“El hombre sabio no se mide por el resultado de la fortuna, sino por la constancia de su ánimo.” (Séneca, Cartas a Lucilio, 76, 18)
En todas las profesiones, por muchos años que
uno lleve en ellas, la preocupación por el resultado nunca desaparece. Es un
signo de respeto al oficio y de responsabilidad hacia quienes confían en
nuestro trabajo. Estoy convencido de que esa inquietud no es debilidad, sino
prueba de que uno se toma en serio lo que hace. Y en mi caso, como abogado, esa
tensión diaria adquiere un matiz muy particular...

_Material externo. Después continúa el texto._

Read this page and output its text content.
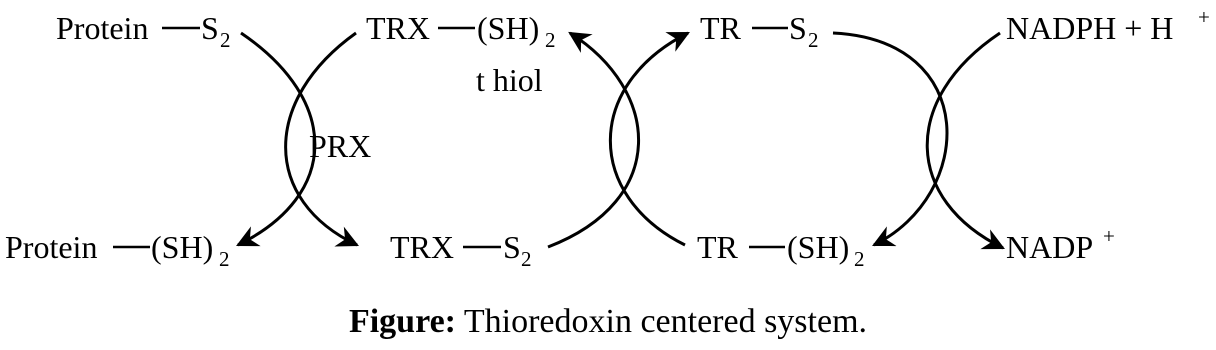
Protein S 2
Protein (SH) 2
TRX (SH) 2
TRX S 2
TR S 2
TR (SH) 2
NADPH + H +
NADP +
t hiol
PRX
Figure: Thioredoxin centered system.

Llevo más de treinta años en la abogacía,
y gracias a la vida no me puedo quejar, he vivido muy dignamente de mi
profesión, la cual me ha dado y me sigue dando muchas alegrías, junto con algún
que otro disgusto, justo es reconocerlo. Por eso, se supone que a estas
alturas debería estar ya uno curtido, como el cuero, inmune ya al temor de
perder un juicio, a la presión del resultado, o a la inquietud del qué dirán.
Sin embargo, no es así. Sigo sintiendo esa punzada en el alma cada vez que se
acerca un caso difícil, y esto es algo común en muchos compañeros de mi
edad.
He leído y releído a Séneca y a Marco
Aurelio; me he adentrado profundamente en el budismo tibetano, con la serenidad
de sus monjes y sus meditaciones. Y conozco la teoría: que la virtud
está en el dominio interior, que el sufrimiento nace del apego, que nada
externo debería turbar mi espíritu. Pero la práctica… ¡ah, la práctica! Eso es
otra cosa.
Séneca me recuerda que el conocimiento no
aplicado es como un remedio olvidado en el botiquín: no cura. Hay que
ejercitarse cada día en la calma, como quien entrena un músculo, primero con lo
pequeño, para estar preparado en lo grande.
Marco Aurelio me susurra
que no son las cosas externas las que me hieren, sino el juicio que yo hago
sobre ellas
("Si te aflige alguna cosa externa, no es ella la que te perturba, sino tu
juicio sobre ella. Y está en tu poder borrar ese juicio ahora."
Meditaciones, VI, 30). Y lo repito como un mantra: “Esto no me define. Mi valor no depende
del resultado.”
El budismo tibetano enseña que el
sufrimiento nace del apego: apego al éxito, a la imagen, apego al imposible
control de todas las circunstancias, al resultado. Y el consejo es claro: haz
tu trabajo con rectitud y entrega, pero suelta el resultado, como quien deja
caer una hoja al río. Haz tu trabajo lo mejor que puedas, y despreocúpate del
resto que no depende de ti: quien decide es el Juez.
Como, a día de hoy, el balance general es
muy favorable, tengo claro que, si volviera a ser joven, volvería a ser
Abogado. Eso si: me llevaría conmigo desde el inicio la enseñanza de Seneca, de
Marco Aurelio y de mis monjes budistas; quizás me hubiera ahorrado más de un
disgusto de los que he tenido, aunque comprendo que sin dichos tropiezos no
tendría mi grado de experiencia actual.
Y aquí estoy, entre mi toga y mi alma,
comprendiendo que la verdadera batalla no está en los tribunales, sino en mi
interior. Con el tiempo he aprendido que cada día es un regalo para todos: un
magnífico entrenamiento, una oportunidad de mirar de frente, cara a cara, a la
preocupación y al miedo, y recordarle que no es dueño de nuestra vida.
Quizás nunca consigamos la perfección.
Pero ¿acaso no es la vida precisamente eso? Caminar, caer, levantarse,
aprender. Y volver a intentarlo. Al final, he descubierto que mi profesión
(como todas), con todas sus exigencias y sus luchas, no está reñida con la
búsqueda de la serenidad, sino que la hace más necesaria. Si la toga me exige
firmeza, el alma me exige compasión. Si los juicios me ponen a prueba, también
me ponen frente a mí mismo. Y en ese espejo se revela la enseñanza: el
verdadero triunfo no es ganar un pleito, sino no perderme a mí mismo en el
proceso.
Saludos.
(Esta entrada la publique el pasado 22.09.2025, problemas tecnicos me obligan a reeditarla de nuevo. Reitero saludos.)